May 2, 2013

Moby Dick

Filed under: theater — Frederick Noble @ 7:47 pm Share RSS

So yeah, that last post, more than a month ago? April Fools. I know I’ve burned enough of you badly enough that you’ll probably never fall for another one again but I’ll keep trying, at least until I finally kill Degenerate Press for real. Heck, we’re barely in existence now. Once a month?!? I used to send out emails twice a week! Sheesh. You’d think I’d been working 14 hour days at my real job, then working on a novel and a couple of card games in what little spare time I had. Oh, and camping, and hosting the in-laws, and… and… and…


This week things have calmed down to their normal level of insanity so here’s your random show that gets a review – Moby Dick, put together by Saiah, based at the Goat Farm, and playing through the weekend over at Lifecycle, the building materials recycling place on the west side.

Moby DickI’d heard good things from the various media outlets and had imagined what could be done with this production in my head, so I went in with high expectations. Before the show, we got to peruse the story boards and other materials the artist and director had used in putting together the show, further building my anticipation.

Moby Dick costumes

However, I was glad we thought to BYOB. As this wasn’t a proper, traditional venue, they didn’t have a proper, traditional refreshment stand. Soon we were led by lanternlight into the neighboring building and the show began.

During the first few acts, I was already mentally composing rave review as we followed the show from scene to scene in the 100-year-old warehouse as Ishmael functioned as both narrator and character, providing an almost haunted-house-like experience.

Moby DickAs She Who Shall Not Be Named wrote on my facebook page, the setting was the star of the show: metal beams, creaking doors, rotting wood and miles of rope, all in a cavernous space that resembled the interior of a capsized ship.

Moby Dick

However, the space became a problem as the production settled in for the last 3/4 of the show. The actors were often just a little too far away and the room swallowed their voices before they could reach us. Added to the gravelly delivery, I only understood a small portion of the dialogue.

Moby Dick

The acting was good overall and the script, from what I could gather, was interesting.

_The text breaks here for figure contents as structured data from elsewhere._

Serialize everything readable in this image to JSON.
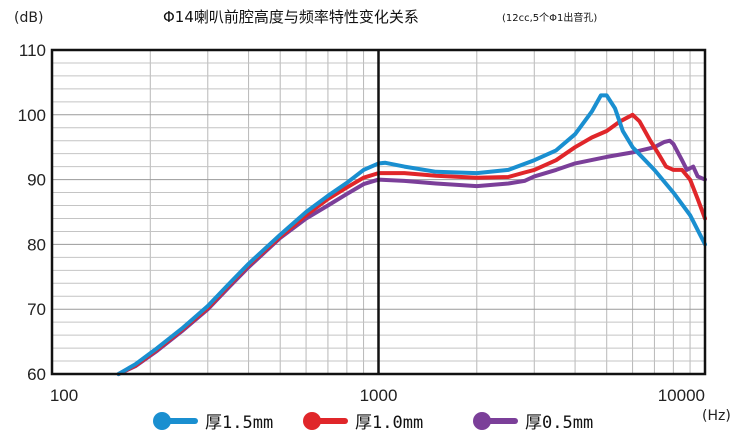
{
  "chart_data": {
    "type": "line",
    "title": "Φ14喇叭前腔高度与频率特性变化关系",
    "subtitle": "(12cc,5个Φ1出音孔)",
    "ylabel": "(dB)",
    "xunit": "(Hz)",
    "xscale": "log",
    "xlim": [
      100,
      10000
    ],
    "ylim": [
      60,
      110
    ],
    "yticks": [
      "60",
      "70",
      "80",
      "90",
      "100",
      "110"
    ],
    "xticks": [
      {
        "value": 100,
        "label": "100"
      },
      {
        "value": 1000,
        "label": "1000"
      },
      {
        "value": 10000,
        "label": "10000"
      }
    ],
    "grid": true,
    "legend_position": "bottom",
    "series": [
      {
        "name": "厚1.5mm",
        "color": "#1a8fd0",
        "points": [
          [
            160,
            60
          ],
          [
            180,
            61.5
          ],
          [
            210,
            64
          ],
          [
            250,
            67
          ],
          [
            300,
            70.5
          ],
          [
            350,
            74
          ],
          [
            400,
            77
          ],
          [
            500,
            81.5
          ],
          [
            600,
            85
          ],
          [
            700,
            87.5
          ],
          [
            800,
            89.5
          ],
          [
            900,
            91.5
          ],
          [
            1000,
            92.5
          ],
          [
            1050,
            92.6
          ],
          [
            1200,
            92
          ],
          [
            1500,
            91.2
          ],
          [
            2000,
            91
          ],
          [
            2500,
            91.5
          ],
          [
            3000,
            93
          ],
          [
            3500,
            94.5
          ],
          [
            4000,
            97
          ],
          [
            4500,
            100.5
          ],
          [
            4800,
            103
          ],
          [
            5000,
            103
          ],
          [
            5300,
            101
          ],
          [
            5600,
            97.5
          ],
          [
            6000,
            95
          ],
          [
            7000,
            91.5
          ],
          [
            8000,
            88
          ],
          [
            9000,
            84.5
          ],
          [
            10000,
            80
          ]
        ]
      },
      {
        "name": "厚1.0mm",
        "color": "#e0262a",
        "points": [
          [
            160,
            60
          ],
          [
            180,
            61.3
          ],
          [
            210,
            63.8
          ],
          [
            250,
            66.8
          ],
          [
            300,
            70.2
          ],
          [
            350,
            73.8
          ],
          [
            400,
            76.8
          ],
          [
            500,
            81.2
          ],
          [
            600,
            84.5
          ],
          [
            700,
            87
          ],
          [
            800,
            88.8
          ],
          [
            900,
            90.3
          ],
          [
            1000,
            91
          ],
          [
            1200,
            91
          ],
          [
            1500,
            90.6
          ],
          [
            2000,
            90.3
          ],
          [
            2500,
            90.4
          ],
          [
            2800,
            91.1
          ],
          [
            3000,
            91.5
          ],
          [
            3500,
            93
          ],
          [
            4000,
            95
          ],
          [
            4500,
            96.5
          ],
          [
            5000,
            97.5
          ],
          [
            5500,
            99
          ],
          [
            6000,
            100
          ],
          [
            6300,
            99
          ],
          [
            6800,
            96
          ],
          [
            7200,
            94
          ],
          [
            7600,
            92
          ],
          [
            8000,
            91.5
          ],
          [
            8500,
            91.5
          ],
          [
            9000,
            90
          ],
          [
            9500,
            87
          ],
          [
            10000,
            84
          ]
        ]
      },
      {
        "name": "厚0.5mm",
        "color": "#7b3f99",
        "points": [
          [
            160,
            60
          ],
          [
            180,
            61.2
          ],
          [
            210,
            63.6
          ],
          [
            250,
            66.6
          ],
          [
            300,
            70
          ],
          [
            350,
            73.5
          ],
          [
            400,
            76.5
          ],
          [
            500,
            81
          ],
          [
            600,
            84
          ],
          [
            700,
            86
          ],
          [
            800,
            87.8
          ],
          [
            900,
            89.3
          ],
          [
            1000,
            90
          ],
          [
            1200,
            89.8
          ],
          [
            1500,
            89.4
          ],
          [
            2000,
            89
          ],
          [
            2500,
            89.4
          ],
          [
            2800,
            89.8
          ],
          [
            3000,
            90.5
          ],
          [
            3500,
            91.5
          ],
          [
            4000,
            92.5
          ],
          [
            5000,
            93.5
          ],
          [
            6000,
            94.2
          ],
          [
            7000,
            95
          ],
          [
            7500,
            95.8
          ],
          [
            7800,
            96
          ],
          [
            8000,
            95.5
          ],
          [
            8500,
            93
          ],
          [
            8800,
            91.5
          ],
          [
            9200,
            92
          ],
          [
            9500,
            90.5
          ],
          [
            10000,
            90
          ]
        ]
      }
    ]
  }
}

Having Moby Dick played by a woman in a billowy white costume was very interesting. (Before the show, I envisioned the audience as the whale and forcing them and the actors to occasionally circle each other. What’s a meta for anyhow?)

Moby Dick

Some nifty costumes and surreal choreography couldn’t save the show for me. Overall, I’d recommend it if you can go for cheap or free, but unless you’ve heard they’ve changed the setup so people can hear (unlikely this close to the end of the run), I don’t think it’s worth the $25.

It is one of the most interesting performance concepts I’ve seen anywhere and the group itself is young, so I look forward to seeing something else from them!